A oposição e a democracia constitucional

Artigo publicado no Jornal Gazeta do Povo, em 06/01/2011

O direito de participar das decisões governamentais, o direito de ser representado e o direito de organizar uma oposição para enfrentar o governo nas eleições e no parlamento são as instituições básicas da democracia. Uma oposição atuante aprimora a transparência e a eficiência do governo, também afirma a Constituição e o Estado de Direito. As oposições costumam lamentar o fato de serem minoria; mas as minorias (partidárias ou de coalizão) têm muitos meios, em democracias, para fazer face aos governos, dentro e fora do parlamento.

A oposição ao governo federal tem, atualmente, 26,5% das cadeiras na Câmara dos Deputados.
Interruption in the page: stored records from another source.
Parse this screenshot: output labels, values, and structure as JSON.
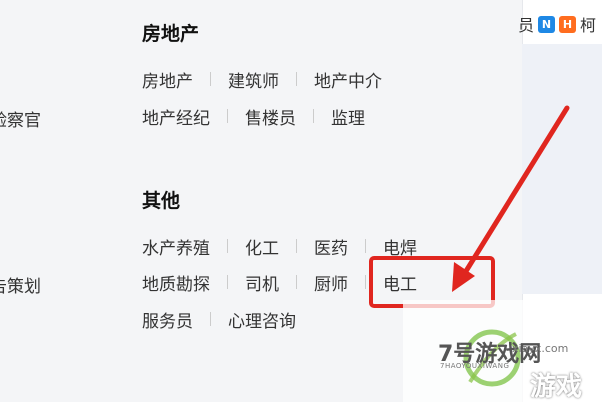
{
  "left_partial": {
    "line1": "验察官",
    "line2": "告策划"
  },
  "categories": [
    {
      "title": "房地产",
      "rows": [
        [
          "房地产",
          "建筑师",
          "地产中介"
        ],
        [
          "地产经纪",
          "售楼员",
          "监理"
        ]
      ]
    },
    {
      "title": "其他",
      "rows": [
        [
          "水产养殖",
          "化工",
          "医药",
          "电焊"
        ],
        [
          "地质勘探",
          "司机",
          "厨师",
          "电工"
        ],
        [
          "服务员",
          "心理咨询"
        ]
      ]
    }
  ],
  "top_right": {
    "text_left": "员",
    "badge_n": "N",
    "badge_h": "H",
    "text_right": "柯"
  },
  "watermark": {
    "brand": "7号游戏网",
    "domain": "xiayx.com",
    "pinyin": "7HAOYOUXIWANG",
    "subtitle": "游戏"
  },
  "colors": {
    "annotation": "#e0261f",
    "badge_n": "#1e88e5",
    "badge_h": "#ff6d1f"
  }
}
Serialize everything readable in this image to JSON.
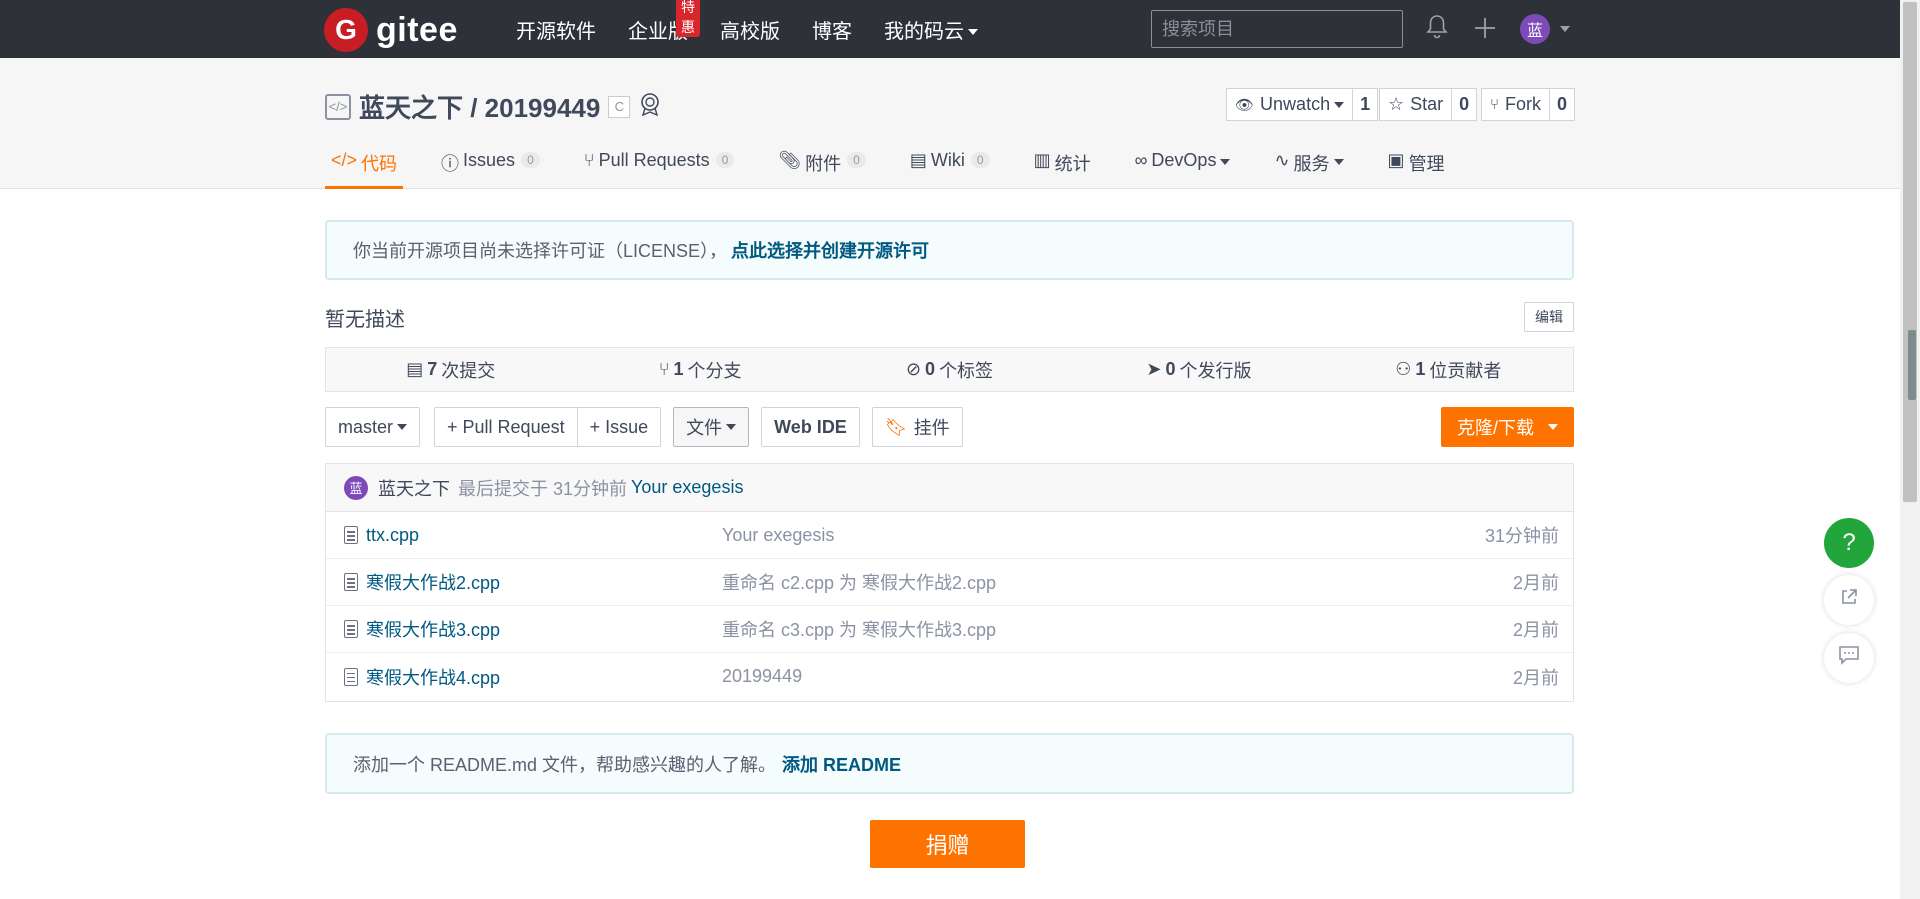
{
  "nav": {
    "logo_letter": "G",
    "logo_text": "gitee",
    "links": [
      "开源软件",
      "企业版",
      "高校版",
      "博客",
      "我的码云"
    ],
    "hot_badge": "特惠",
    "search_placeholder": "搜索项目",
    "avatar_text": "蓝"
  },
  "repo": {
    "title": "蓝天之下 / 20199449",
    "lang": "C",
    "unwatch_label": "Unwatch",
    "unwatch_count": "1",
    "star_label": "Star",
    "star_count": "0",
    "fork_label": "Fork",
    "fork_count": "0"
  },
  "tabs": [
    {
      "label": "代码",
      "count": ""
    },
    {
      "label": "Issues",
      "count": "0"
    },
    {
      "label": "Pull Requests",
      "count": "0"
    },
    {
      "label": "附件",
      "count": "0"
    },
    {
      "label": "Wiki",
      "count": "0"
    },
    {
      "label": "统计",
      "count": ""
    },
    {
      "label": "DevOps",
      "count": ""
    },
    {
      "label": "服务",
      "count": ""
    },
    {
      "label": "管理",
      "count": ""
    }
  ],
  "license": {
    "text": "你当前开源项目尚未选择许可证（LICENSE），",
    "link": "点此选择并创建开源许可"
  },
  "description": "暂无描述",
  "edit_label": "编辑",
  "stats": [
    {
      "num": "7",
      "label": "次提交"
    },
    {
      "num": "1",
      "label": "个分支"
    },
    {
      "num": "0",
      "label": "个标签"
    },
    {
      "num": "0",
      "label": "个发行版"
    },
    {
      "num": "1",
      "label": "位贡献者"
    }
  ],
  "toolbar": {
    "branch": "master",
    "pull_request": "+ Pull Request",
    "issue": "+ Issue",
    "file": "文件",
    "webide": "Web IDE",
    "widget": "挂件",
    "clone": "克隆/下载"
  },
  "commit": {
    "avatar": "蓝",
    "author": "蓝天之下",
    "time": "最后提交于 31分钟前",
    "message": "Your exegesis"
  },
  "files": [
    {
      "name": "ttx.cpp",
      "message": "Your exegesis",
      "time": "31分钟前"
    },
    {
      "name": "寒假大作战2.cpp",
      "message": "重命名 c2.cpp 为 寒假大作战2.cpp",
      "time": "2月前"
    },
    {
      "name": "寒假大作战3.cpp",
      "message": "重命名 c3.cpp 为 寒假大作战3.cpp",
      "time": "2月前"
    },
    {
      "name": "寒假大作战4.cpp",
      "message": "20199449",
      "time": "2月前"
    }
  ],
  "readme": {
    "text": "添加一个 README.md 文件，帮助感兴趣的人了解。",
    "link": "添加 README"
  },
  "donate": "捐赠",
  "help": "?",
  "colors": {
    "accent": "#fe7300",
    "nav_bg": "#2e3138",
    "link": "#005980",
    "help_green": "#22a53a"
  }
}
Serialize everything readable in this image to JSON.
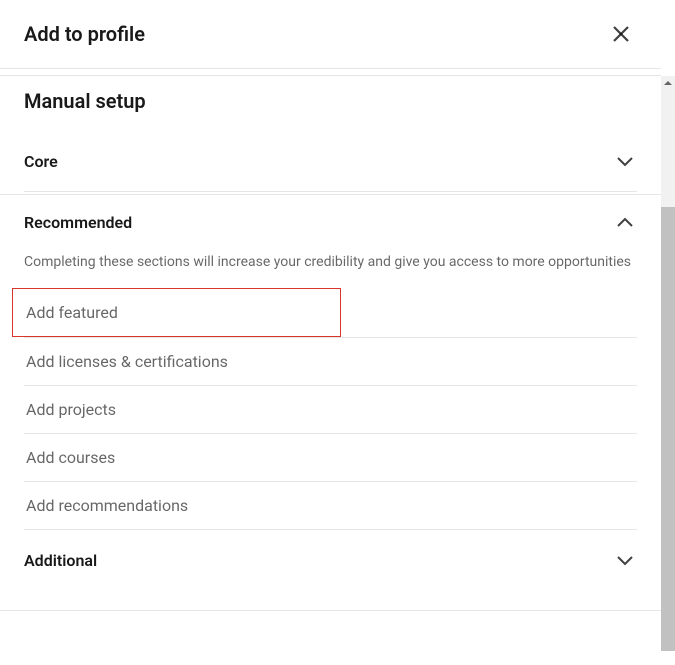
{
  "modal": {
    "title": "Add to profile",
    "body_title": "Manual setup"
  },
  "sections": {
    "core": {
      "title": "Core"
    },
    "recommended": {
      "title": "Recommended",
      "description": "Completing these sections will increase your credibility and give you access to more opportunities",
      "items": [
        "Add featured",
        "Add licenses & certifications",
        "Add projects",
        "Add courses",
        "Add recommendations"
      ]
    },
    "additional": {
      "title": "Additional"
    }
  }
}
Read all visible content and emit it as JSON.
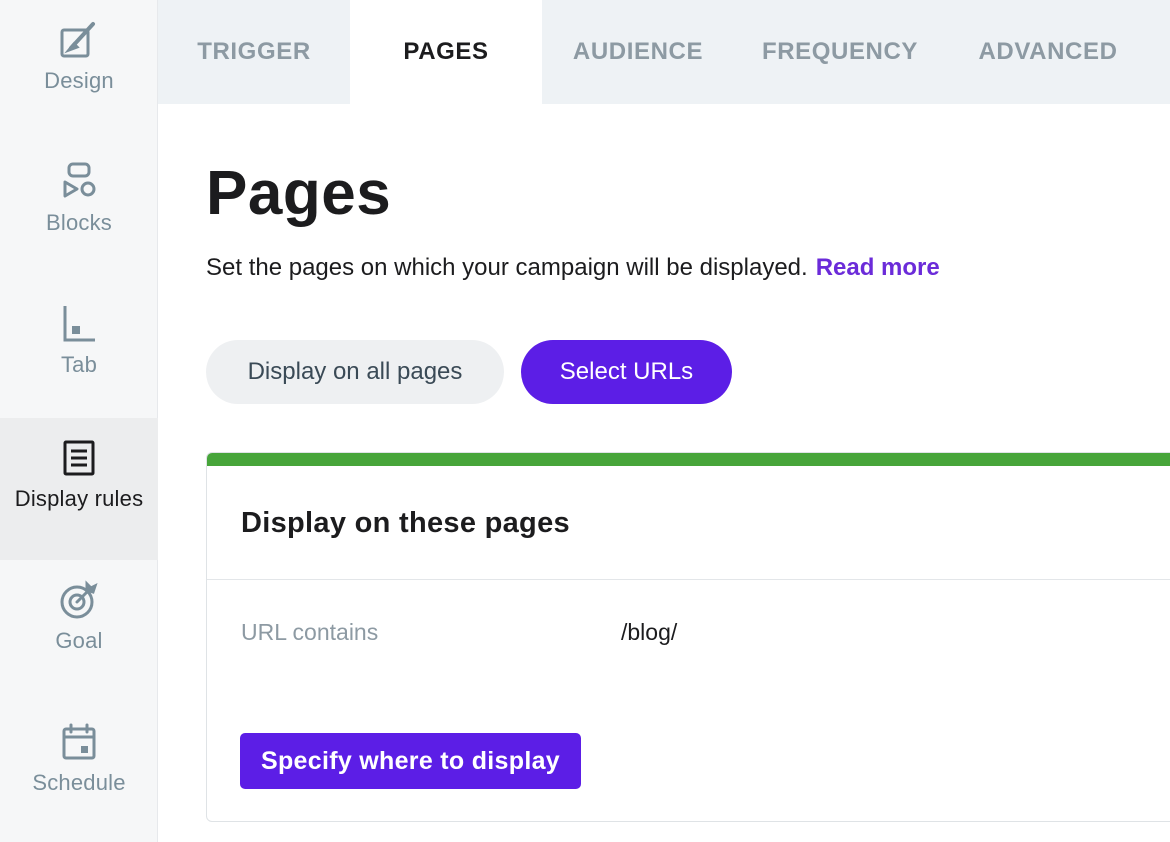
{
  "sidebar": {
    "items": [
      {
        "label": "Design",
        "icon": "paint-brush-icon",
        "active": false
      },
      {
        "label": "Blocks",
        "icon": "blocks-icon",
        "active": false
      },
      {
        "label": "Tab",
        "icon": "tab-icon",
        "active": false
      },
      {
        "label": "Display rules",
        "icon": "document-list-icon",
        "active": true
      },
      {
        "label": "Goal",
        "icon": "target-icon",
        "active": false
      },
      {
        "label": "Schedule",
        "icon": "calendar-icon",
        "active": false
      }
    ]
  },
  "tabs": [
    {
      "label": "TRIGGER",
      "active": false
    },
    {
      "label": "PAGES",
      "active": true
    },
    {
      "label": "AUDIENCE",
      "active": false
    },
    {
      "label": "FREQUENCY",
      "active": false
    },
    {
      "label": "ADVANCED",
      "active": false
    }
  ],
  "main": {
    "title": "Pages",
    "subtitle": "Set the pages on which your campaign will be displayed.",
    "read_more": "Read more",
    "options": {
      "all_pages": "Display on all pages",
      "select_urls": "Select URLs",
      "selected": "select_urls"
    },
    "card": {
      "title": "Display on these pages",
      "rule_label": "URL contains",
      "rule_value": "/blog/",
      "button": "Specify where to display"
    }
  },
  "colors": {
    "accent": "#5c1ee6",
    "link": "#6b2bd9",
    "success_bar": "#47a53a",
    "muted": "#7a8e9a",
    "tab_bg": "#eef2f5",
    "sidebar_bg": "#f6f7f8"
  }
}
Há, no entanto, outros seis partidos que não estiveram em nenhuma coligação eleitoral e que somam outros 12,9%. Além disso, a bancada empresarial eleita em 2010, formada por donos de grandes, médias ou pequenas empresas, acionistas ou quotistas de conglomerados econômicos, comerciantes ou produtores rurais, além de parlamentares que se definem como empresários, representa mais de 45% do Congresso Nacional (47,95% da Câmara e 33,33% do Senado). A desvantagem numérica da oposição ao governo do PT, como se vê, não pode ser subestimada por nenhum governo ou maioria, sobretudo em temas econômicos.

O comportamento da oposição nos anos Lula revela, por um lado, que o manejo estratégico do regimento interno pode conferir força muito relevante às minorias, se bem organizadas. Para ter maioria em sua proposta de criação da Contribuição Social para a Saúde, por exemplo, o governo cedeu receita aos estados e municípios e liberou um número recorde de emendas parlamentares. Todo esse esforço, no entanto, esbarrou na firmeza da oposição em obstruir os trabalhos com a apresentação de requerimentos de adiamento de discussão e de votação, de retirada de pauta, de preferência de votação, de discussão e votação por grupo de artigo; ou com o uso do tempo das sessões com comunicações de liderança, discussão dos requerimentos; questões de ordem, recursos contra decisões da presidência e com a solicitação de verificação de todas as votações. Essa postura impediu a votação da nova CPMF e mudou o foco da discussão, do Parlamento para a sociedade.

Por outro lado, o enfrentamento ao governo também pode se judicializar. Fora do parlamento, e por atuação do Poder Judiciário e do Ministério Público, as minorias podem suspender votações que contrariam procedimentos legislativos; podem, mediante representações criminais, obter a responsabilização criminal de outros parlamentares, e podem obter a invalidação de leis ou atos normativos aprovados pelas maiorias ou pelo próprio Poder Executivo. A força dessas medidas externas ficaram bem conhecidas nos casos da suspensão de medida provisória que autorizava abertura de crédito orçamentário extraordinário, no caso da fidelidade partidária, no da instalação de comissão parlamentar de inquérito para investigar a crise do sistema de tráfego aéreo, e no recente caso de condenação criminal de um ex-deputado federal de Rondônia.

Na campanha eleitoral de 2010 vimos que parte considerável dos partidos pequenos não tem possibilidades de crescimento e estão excluídos das disputas pelos cargos de governador e de presidente. Sobreviverão valendo-se de uma política de alianças ocasionais e diversificada estado a estado. Vimos também uma oposição que teme pelo seu futuro e que só recobrou algum ânimo com a confirmação do segundo turno.

A democracia precisa proteger as minorias e contar com uma oposição atuante. Não é demais insistir que existe, no sistema político-jurídico brasileiro, um verdadeiro estatuto constitucional das minorias parlamentares a ser garantido pelo Judiciário e respeitado pelos governos, pelas maiorias e pela sociedade. O dever de a oposição aceitar que o governo eleito tem o direito de definir a agenda política é condição de sua legitimidade. Já o direito de afirmar posições contra o governo e contra decisões da maioria constitui, em essência, uma condição de respeito ao próprio povo.